# Solve the coefficient of friction in a problem involving circular motion

## Homework Statement

If a curve with a radius of 88m is perfectly banked for a car traveling 75km/hr, what must be the coefficient of static friction for a car not to skid when traveling at 95km/hr?

## Homework Equations

i guess relevant equations would be tan θ = v^2/rg, but its says next to friction not needed?
f=ma or fr=mar
and Ffr = µs x Fn

## The Attempt at a Solution

I made a free body diagram and since it said it was banked i set that in the y axis theres no acceleration, so following the book (Giancoli), I got Fn=mg/cos θ. I solved for that and got 95^2/(88)(9.8) = .40 then inverse tan 10.46 or 84.5 for the angle

then in the x axis i got Fn sin θ - Ffr = mar for the sum of the forces. I substituted Ffr for µs x Fn and Fn = mg cos θ. I
I then had Fn sin θ - µs mg cos θ = mar
I divided mass from both sides and divided both sides by m.
I then for ar substituted v^2/r
Then I isolated µs by dividing cos θ and subtracting Fn sin θ
So I then had µs = V^2/r x cos θ - Fn sin θ
I plugged everything in and I got 9015, I know this wrong just by looking at it, the back of the book says .22, I am completely clueless, so if anyone could help, I'd greatly appreciate it. Sorry if it is a little confusing.

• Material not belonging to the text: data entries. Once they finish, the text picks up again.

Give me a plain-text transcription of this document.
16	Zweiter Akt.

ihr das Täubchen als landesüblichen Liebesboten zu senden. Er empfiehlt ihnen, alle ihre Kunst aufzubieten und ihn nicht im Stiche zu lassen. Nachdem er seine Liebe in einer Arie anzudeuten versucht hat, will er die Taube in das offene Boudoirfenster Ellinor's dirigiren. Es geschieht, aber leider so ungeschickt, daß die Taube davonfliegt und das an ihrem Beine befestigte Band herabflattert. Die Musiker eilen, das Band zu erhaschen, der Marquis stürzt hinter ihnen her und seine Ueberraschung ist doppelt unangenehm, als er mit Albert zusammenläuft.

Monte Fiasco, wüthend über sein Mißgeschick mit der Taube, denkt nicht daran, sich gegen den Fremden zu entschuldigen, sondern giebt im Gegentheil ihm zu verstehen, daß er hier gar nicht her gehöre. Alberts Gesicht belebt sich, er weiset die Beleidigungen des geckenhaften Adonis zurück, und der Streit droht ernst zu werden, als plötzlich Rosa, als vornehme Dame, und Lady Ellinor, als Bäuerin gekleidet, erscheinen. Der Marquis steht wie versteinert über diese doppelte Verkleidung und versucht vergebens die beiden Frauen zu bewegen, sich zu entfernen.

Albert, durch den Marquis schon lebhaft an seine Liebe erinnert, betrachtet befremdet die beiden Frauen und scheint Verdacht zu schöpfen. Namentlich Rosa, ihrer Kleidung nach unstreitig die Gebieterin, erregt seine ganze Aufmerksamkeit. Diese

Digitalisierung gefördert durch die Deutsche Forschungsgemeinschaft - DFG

The centripetal force of the car is caused by friction

The car is accelerating at $$a = \frac{v^2}{r}$$

Equating the force of friction and the centripetal force, we have

$$F_f = \mu F_N = ma$$

$$\mu * mg = \frac{mv^2}{r}$$

$$\mu = \frac{v^2}{gr}$$

thank you, I forgot to convert 95km/hr to m/s too, anyways thanks again!